Sweet Dadaism

無意味で美しいものこそが、日々を彩る糧となる。

天守閣に降る雨。

2008-09-19 | 異国憧憬
 出張中の仮宿のバスアメニティが偶然ロクシタンだったということだけで、こうして仕事中の自分の髪からそれが香るということだけで、こんなにも心が緩む自分に少々の腹立たしさを覚える。その腹立たしさは、それが意図して欲した癒しではないということと、明らかに人工的なその上質さのせいだ。

苛立ちの源、それはきまって複合的であるから今更それを分解してどうこうしようという気はない。苛立ちは唯、苛立ちとしてそこに確かに巣食っているのだから、それを体感しその存在を肯定することだけで充分にそれを理解したことにも繋がろう。
そんなわたしの諦めを差し置いて、たかが偶然の香りひとつに勝手にそれを緩和されたことが多分に、不愉快なのだ。

ホテルのロビーで打ち合わせの時間調整をしている今でさえ、うっかり目を閉じれば眠ってしまうだろう自身の体力の覚束なさが、新鮮な不愉快さごと、自分自身を慰める。
こんな日には、音さえ聞こえないくらいの細い雨が日がな降り続いていることがむしろ嬉しい。



 雨にけぶる名城の天守閣の首ばかりが、木々の向こうににゅっと出ている。古代エジプトの女性がするように、その頭部を飾る金の彩りだけが痛烈に眩しい。天守閣特有の、巻貝の構造でぐるぐる回る階段で頂きに上る。高い窓からは、梳られた女性の髪のような甍も、それを束ねる金飾りも見えない。その代わりに、風と雨粒とで波立つ堀の水面がやけにくっきりと見える。

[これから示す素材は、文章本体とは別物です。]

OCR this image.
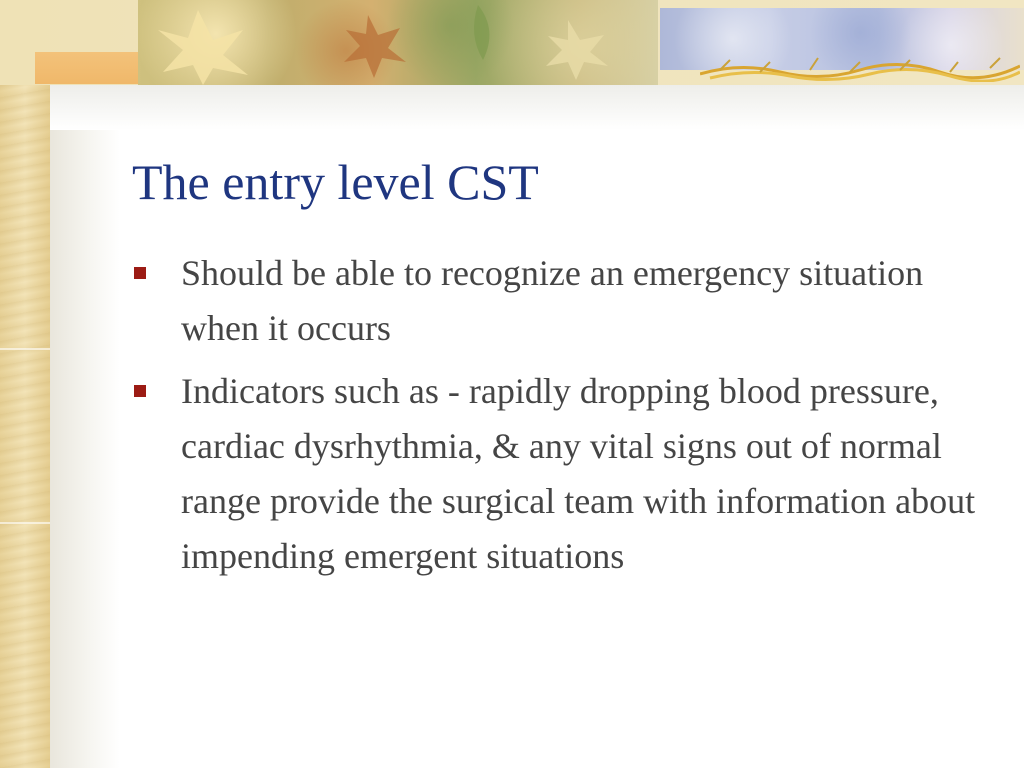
The entry level CST
Should be able to recognize an emergency situation when it occurs
Indicators such as - rapidly dropping blood pressure, cardiac dysrhythmia, & any vital signs out of normal range provide the surgical team with information about impending emergent situations
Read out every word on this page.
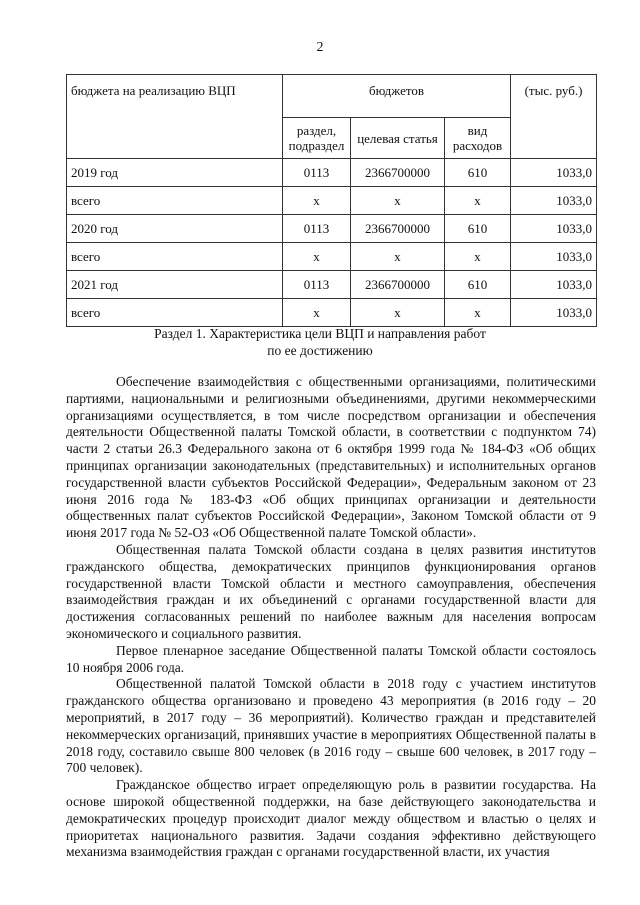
2
бюджета на реализацию ВЦП	бюджетов			(тыс. руб.)
	раздел, подраздел	целевая статья	вид расходов	
2019 год	0113	2366700000	610	1033,0
всего	х	х	х	1033,0
2020 год	0113	2366700000	610	1033,0
всего	х	х	х	1033,0
2021 год	0113	2366700000	610	1033,0
всего	х	х	х	1033,0
Раздел 1. Характеристика цели ВЦП и направления работ
по ее достижению

Обеспечение взаимодействия с общественными организациями, политическими партиями, национальными и религиозными объединениями, другими некоммерческими организациями осуществляется, в том числе посредством организации и обеспечения деятельности Общественной палаты Томской области, в соответствии с подпунктом 74) части 2 статьи 26.3 Федерального закона от 6 октября 1999 года № 184-ФЗ «Об общих принципах организации законодательных (представительных) и исполнительных органов государственной власти субъектов Российской Федерации», Федеральным законом от 23 июня 2016 года № 183-ФЗ «Об общих принципах организации и деятельности общественных палат субъектов Российской Федерации», Законом Томской области от 9 июня 2017 года № 52-ОЗ «Об Общественной палате Томской области».

Общественная палата Томской области создана в целях развития институтов гражданского общества, демократических принципов функционирования органов государственной власти Томской области и местного самоуправления, обеспечения взаимодействия граждан и их объединений с органами государственной власти для достижения согласованных решений по наиболее важным для населения вопросам экономического и социального развития.

Первое пленарное заседание Общественной палаты Томской области состоялось 10 ноября 2006 года.

Общественной палатой Томской области в 2018 году с участием институтов гражданского общества организовано и проведено 43 мероприятия (в 2016 году – 20 мероприятий, в 2017 году – 36 мероприятий). Количество граждан и представителей некоммерческих организаций, принявших участие в мероприятиях Общественной палаты в 2018 году, составило свыше 800 человек (в 2016 году – свыше 600 человек, в 2017 году – 700 человек).

Гражданское общество играет определяющую роль в развитии государства. На основе широкой общественной поддержки, на базе действующего законодательства и демократических процедур происходит диалог между обществом и властью о целях и приоритетах национального развития. Задачи создания эффективно действующего механизма взаимодействия граждан с органами государственной власти, их участия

 打ち鳴らされた太鼓の皮のように、あるいは小さないきものの腹が痙攣するように、その水の表面はただ黙って小さく震えている。鏡のように凍った水面よりも、ミクロなざわめきを醸す水面のほうに人の心が吸い寄せられるのはどうしてか、と思う。

城下を散歩する物好きもおらず、灰白色をした秋雨の柔らかいヴェールに包まれたやさしい風景の中で、ただそこにたんまりと留められた水だけがそのやさしさを放棄する如くにざわざわとおびえている。